Gemessen an diesen Umständen vermag das Verhalten des Bf gar keine Ortsabwesenheit zu begründen, es erweckt lediglich den Eindruck, dass er durch deren Behauptung die Zustellung verwaltungsbehördlicher Schriftstücke wiederholt erschweren will (siehe zB auch seine Vorbringen in ; , RV/7500196/2021; , RV/7500172/2021). Schließlich wäre in Gablitz -bei zutreffender Ortsabwesenheit am Hauptwohnsitz - eine alternative Abgabestelle greifbar gewesen, die bekanntzugeben dem Bf zumutbar gewesen wäre.

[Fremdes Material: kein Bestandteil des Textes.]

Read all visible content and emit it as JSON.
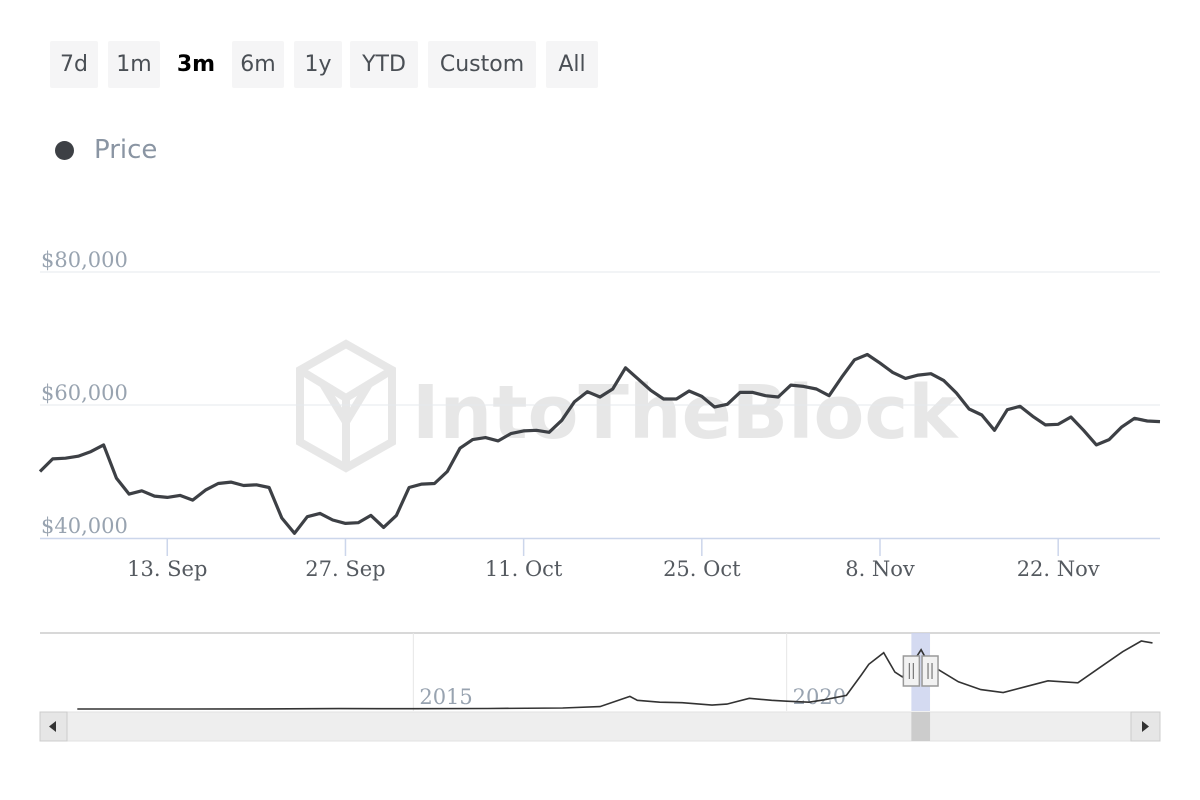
{
  "range_selector": {
    "buttons": [
      {
        "label": "7d",
        "active": false
      },
      {
        "label": "1m",
        "active": false
      },
      {
        "label": "3m",
        "active": true
      },
      {
        "label": "6m",
        "active": false
      },
      {
        "label": "1y",
        "active": false
      },
      {
        "label": "YTD",
        "active": false
      },
      {
        "label": "Custom",
        "active": false
      },
      {
        "label": "All",
        "active": false
      }
    ]
  },
  "legend": {
    "label": "Price",
    "color": "#3d4045"
  },
  "watermark": "IntoTheBlock",
  "colors": {
    "line": "#3d4045",
    "grid": "#e6e9ee",
    "axis": "#ccd6eb",
    "navigator_mask": "#ccd4ee",
    "scrollbar": "#eeeeee"
  },
  "chart_data": {
    "type": "line",
    "series": [
      {
        "name": "Price",
        "x": [
          "2021-09-03",
          "2021-09-04",
          "2021-09-05",
          "2021-09-06",
          "2021-09-07",
          "2021-09-08",
          "2021-09-09",
          "2021-09-10",
          "2021-09-11",
          "2021-09-12",
          "2021-09-13",
          "2021-09-14",
          "2021-09-15",
          "2021-09-16",
          "2021-09-17",
          "2021-09-18",
          "2021-09-19",
          "2021-09-20",
          "2021-09-21",
          "2021-09-22",
          "2021-09-23",
          "2021-09-24",
          "2021-09-25",
          "2021-09-26",
          "2021-09-27",
          "2021-09-28",
          "2021-09-29",
          "2021-09-30",
          "2021-10-01",
          "2021-10-02",
          "2021-10-03",
          "2021-10-04",
          "2021-10-05",
          "2021-10-06",
          "2021-10-07",
          "2021-10-08",
          "2021-10-09",
          "2021-10-10",
          "2021-10-11",
          "2021-10-12",
          "2021-10-13",
          "2021-10-14",
          "2021-10-15",
          "2021-10-16",
          "2021-10-17",
          "2021-10-18",
          "2021-10-19",
          "2021-10-20",
          "2021-10-21",
          "2021-10-22",
          "2021-10-23",
          "2021-10-24",
          "2021-10-25",
          "2021-10-26",
          "2021-10-27",
          "2021-10-28",
          "2021-10-29",
          "2021-10-30",
          "2021-10-31",
          "2021-11-01",
          "2021-11-02",
          "2021-11-03",
          "2021-11-04",
          "2021-11-05",
          "2021-11-06",
          "2021-11-07",
          "2021-11-08",
          "2021-11-09",
          "2021-11-10",
          "2021-11-11",
          "2021-11-12",
          "2021-11-13",
          "2021-11-14",
          "2021-11-15",
          "2021-11-16",
          "2021-11-17",
          "2021-11-18",
          "2021-11-19",
          "2021-11-20",
          "2021-11-21",
          "2021-11-22",
          "2021-11-23",
          "2021-11-24",
          "2021-11-25",
          "2021-11-26",
          "2021-11-27",
          "2021-11-28",
          "2021-11-29",
          "2021-11-30"
        ],
        "values": [
          50000,
          51900,
          52000,
          52300,
          53000,
          54000,
          49000,
          46600,
          47100,
          46300,
          46100,
          46400,
          45700,
          47200,
          48200,
          48400,
          47900,
          48000,
          47600,
          43000,
          40700,
          43200,
          43700,
          42700,
          42200,
          42300,
          43400,
          41600,
          43400,
          47600,
          48100,
          48200,
          50000,
          53500,
          54800,
          55100,
          54600,
          55700,
          56100,
          56200,
          55900,
          57700,
          60500,
          62000,
          61200,
          62400,
          65600,
          63900,
          62200,
          60900,
          60900,
          62100,
          61300,
          59700,
          60100,
          61900,
          61900,
          61400,
          61200,
          63000,
          62800,
          62400,
          61400,
          64200,
          66800,
          67600,
          66300,
          64900,
          64000,
          64500,
          64700,
          63700,
          61800,
          59400,
          58500,
          56200,
          59300,
          59800,
          58300,
          57000,
          57100,
          58200,
          56200,
          54000,
          54800,
          56700,
          58000,
          57600,
          57500
        ]
      }
    ],
    "x_ticks": [
      "13. Sep",
      "27. Sep",
      "11. Oct",
      "25. Oct",
      "8. Nov",
      "22. Nov"
    ],
    "y_ticks": [
      "$40,000",
      "$60,000",
      "$80,000"
    ],
    "ylim": [
      40000,
      80000
    ],
    "y_grid": true,
    "legend_position": "top-left",
    "navigator": {
      "labels": [
        "2015",
        "2020"
      ],
      "years": [
        2010.5,
        2011,
        2012,
        2013,
        2014,
        2015,
        2016,
        2017,
        2017.5,
        2017.9,
        2018.0,
        2018.3,
        2018.6,
        2019.0,
        2019.2,
        2019.5,
        2019.8,
        2020.0,
        2020.3,
        2020.5,
        2020.8,
        2021.0,
        2021.1,
        2021.3,
        2021.45,
        2021.55,
        2021.65,
        2021.8,
        2021.9,
        2022.0,
        2022.3,
        2022.6,
        2022.9,
        2023.2,
        2023.5,
        2023.9,
        2024.2,
        2024.5,
        2024.75,
        2024.9
      ],
      "values": [
        0,
        0,
        0,
        100,
        400,
        300,
        500,
        1000,
        2500,
        13000,
        9000,
        7000,
        6500,
        4000,
        5000,
        11000,
        9000,
        8000,
        7000,
        9500,
        14000,
        35000,
        46000,
        58000,
        38000,
        33000,
        43000,
        61000,
        47000,
        42000,
        28000,
        20000,
        17000,
        23000,
        29000,
        27000,
        43000,
        59000,
        70000,
        68000
      ]
    }
  }
}
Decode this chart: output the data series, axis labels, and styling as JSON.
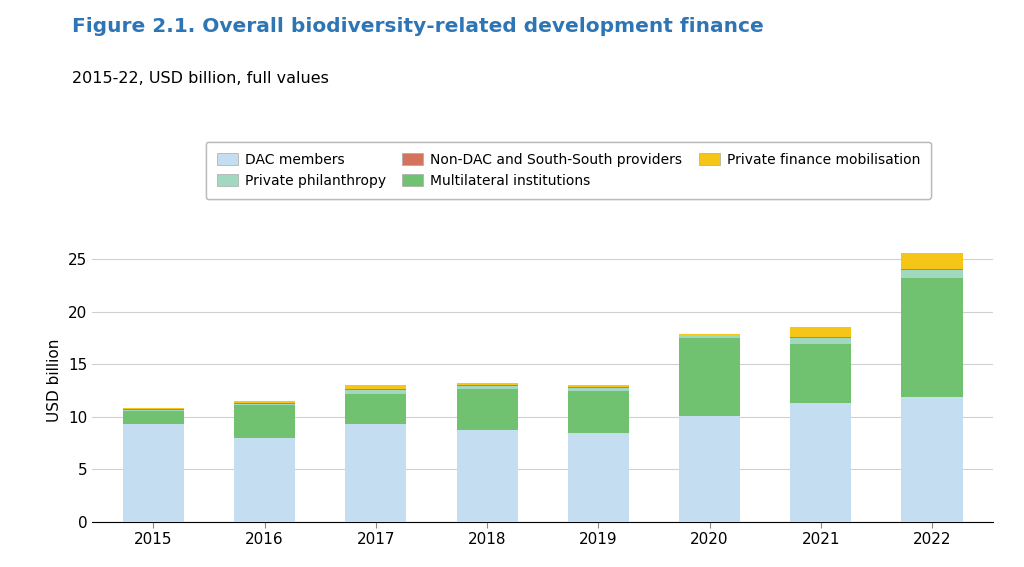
{
  "years": [
    2015,
    2016,
    2017,
    2018,
    2019,
    2020,
    2021,
    2022
  ],
  "title": "Figure 2.1. Overall biodiversity-related development finance",
  "subtitle": "2015-22, USD billion, full values",
  "ylabel": "USD billion",
  "ylim": [
    0,
    27
  ],
  "yticks": [
    0,
    5,
    10,
    15,
    20,
    25
  ],
  "series": {
    "DAC members": {
      "values": [
        9.3,
        8.0,
        9.3,
        8.7,
        8.4,
        10.1,
        11.3,
        11.9
      ],
      "color": "#c5ddf0"
    },
    "Multilateral institutions": {
      "values": [
        1.2,
        3.1,
        2.9,
        3.9,
        4.0,
        7.4,
        5.6,
        11.3
      ],
      "color": "#70c270"
    },
    "Private philanthropy": {
      "values": [
        0.15,
        0.15,
        0.35,
        0.35,
        0.35,
        0.25,
        0.55,
        0.75
      ],
      "color": "#a0d8c0"
    },
    "Non-DAC and South-South providers": {
      "values": [
        0.05,
        0.05,
        0.1,
        0.1,
        0.1,
        0.05,
        0.1,
        0.1
      ],
      "color": "#d4735e"
    },
    "Private finance mobilisation": {
      "values": [
        0.1,
        0.15,
        0.35,
        0.15,
        0.15,
        0.05,
        0.95,
        1.55
      ],
      "color": "#f5c518"
    }
  },
  "stack_order": [
    "DAC members",
    "Multilateral institutions",
    "Private philanthropy",
    "Non-DAC and South-South providers",
    "Private finance mobilisation"
  ],
  "legend_order": [
    "DAC members",
    "Private philanthropy",
    "Non-DAC and South-South providers",
    "Multilateral institutions",
    "Private finance mobilisation"
  ],
  "title_color": "#2e75b6",
  "subtitle_color": "#000000",
  "background_color": "#ffffff",
  "grid_color": "#d0d0d0"
}
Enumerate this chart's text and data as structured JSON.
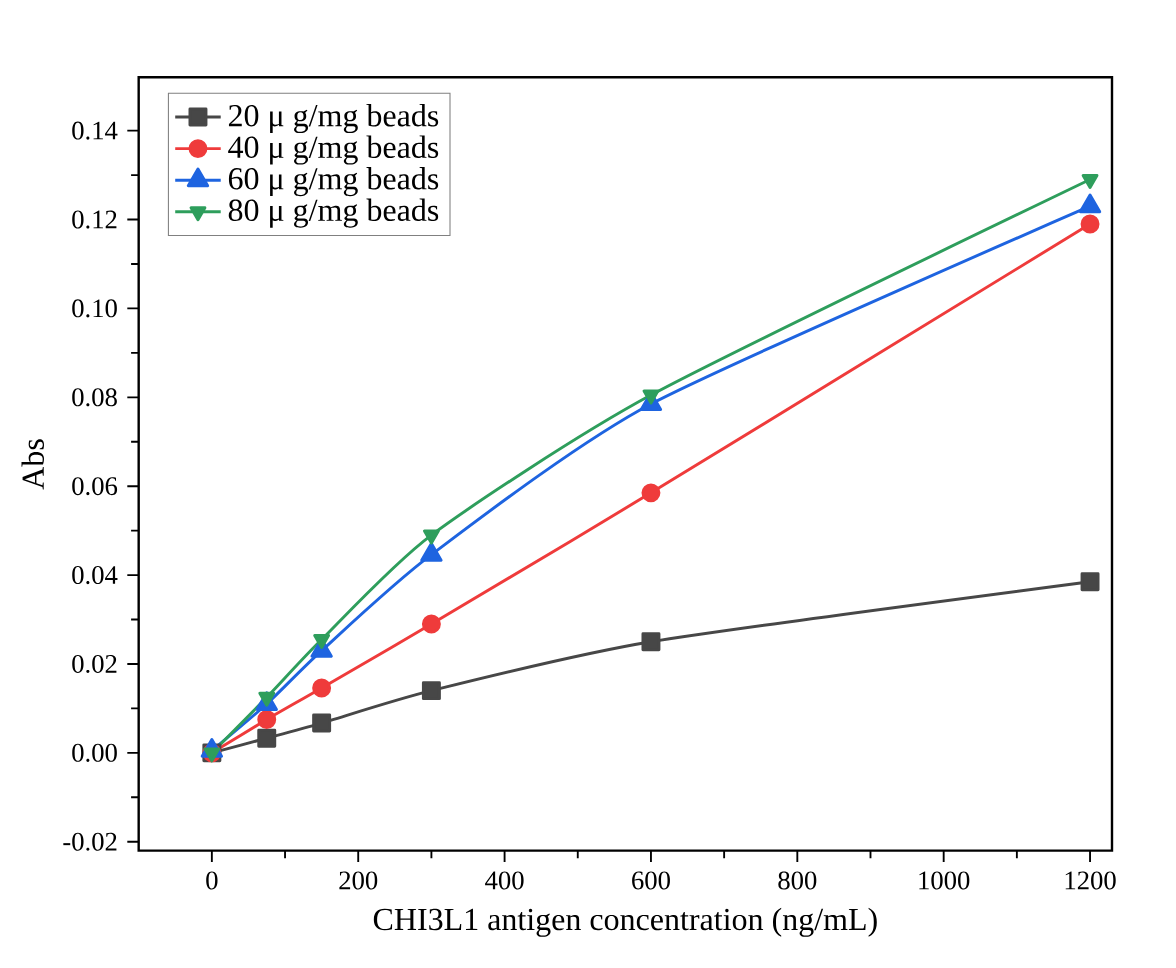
{
  "chart_data": {
    "type": "line",
    "xlabel": "CHI3L1 antigen concentration (ng/mL)",
    "ylabel": "Abs",
    "x": [
      0,
      75,
      150,
      300,
      600,
      1200
    ],
    "series": [
      {
        "name": "20 μ g/mg beads",
        "color": "#474747",
        "marker": "square",
        "values": [
          0,
          0.0033,
          0.0067,
          0.014,
          0.025,
          0.0385
        ]
      },
      {
        "name": "40 μ g/mg beads",
        "color": "#ef3b3b",
        "marker": "circle",
        "values": [
          0,
          0.0075,
          0.0146,
          0.029,
          0.0585,
          0.119
        ]
      },
      {
        "name": "60 μ g/mg beads",
        "color": "#1e64e0",
        "marker": "triangle",
        "values": [
          0.0005,
          0.011,
          0.023,
          0.0446,
          0.0785,
          0.123
        ]
      },
      {
        "name": "80 μ g/mg beads",
        "color": "#2e9e5c",
        "marker": "triangle-down",
        "values": [
          0,
          0.0125,
          0.0255,
          0.049,
          0.0805,
          0.129
        ]
      }
    ],
    "xlim": [
      -100,
      1230
    ],
    "ylim": [
      -0.022,
      0.152
    ],
    "xticks": [
      0,
      200,
      400,
      600,
      800,
      1000,
      1200
    ],
    "yticks": [
      {
        "value": -0.02,
        "label": "-0.02"
      },
      {
        "value": 0,
        "label": "0.00"
      },
      {
        "value": 0.02,
        "label": "0.02"
      },
      {
        "value": 0.04,
        "label": "0.04"
      },
      {
        "value": 0.06,
        "label": "0.06"
      },
      {
        "value": 0.08,
        "label": "0.08"
      },
      {
        "value": 0.1,
        "label": "0.10"
      },
      {
        "value": 0.12,
        "label": "0.12"
      },
      {
        "value": 0.14,
        "label": "0.14"
      }
    ],
    "legend": "top left",
    "grid": false,
    "line_style": "solid"
  }
}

Sollte aber der Bf tatsächlich bereits vor der Meldung im Juni regelmäßig und für längere Zeit an der Gablitzer Adresse aufhältig gewesen sein, so läge eine Änderung der Abgabestelle vor. Wird die Mitteilung über die Änderung der Abgabestelle unterlassen, so ist die Zustellung durch Hinterlegung ohne vorausgehenden Zustellversuch vorzunehmen, falls eine Abgabestelle nicht ohne Schwierigkeiten festgestellt werden kann (§ 8 Abs 2 ZustG).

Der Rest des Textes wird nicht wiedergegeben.